Los países aliados están dispuestos a regenerar Kosovo, pero han dejado muy claro que no se prestará ninguna ayuda a una Yugoslavia gobernada por Milosevic. Debieran hacer más: exigir la deposición y entrega del genocida para limpiar la zona de todo vestigio de autoritarismo y crueldad. Mientras tanto, la discusión es, ahora, con Rusia, un país arruinado y políticamente debilitado que quiere vivir de su antiguo esplendor.
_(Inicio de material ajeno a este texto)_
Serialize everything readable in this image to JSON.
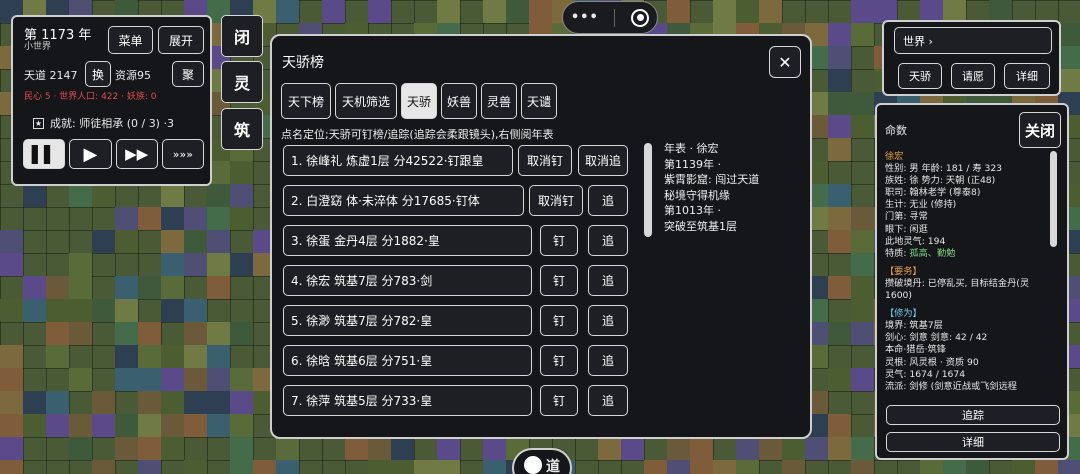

La única razón por la que se le presta cierta atención es porque tiene un arsenal nuclear y un líder impredecible, enfermo y alcoholizado del que puede esperarse cualquier insensatez. Después de haberse aliado con Milosevic, Rusia quiere estar presente en la intervención, como si Postdam siguiera vigente. Poner Kosovo bajo la tutela de ejércitos de países aliados, bajo la bandera de la ONU o la OTAN, exige, como ya se ha dicho, un mando común que Rusia se niega aceptar.

Pero dejar una zona kosovar en manos rusas sería un error peor que el que dejó medio Berlín y media Alemania, los del Este, en propiedad de la Unión Soviética. Si la guerra ha sido dura, hay que evitar que los kosovares pasen una postguerra tan cruel como la que les tocó vivir a la mitad de los alemanes. Con una experiencia basta. Sólo faltaría que los albano-kosovares escaparan de las manos de un loco como Milosevic para caer en las de otro como Yeltsin.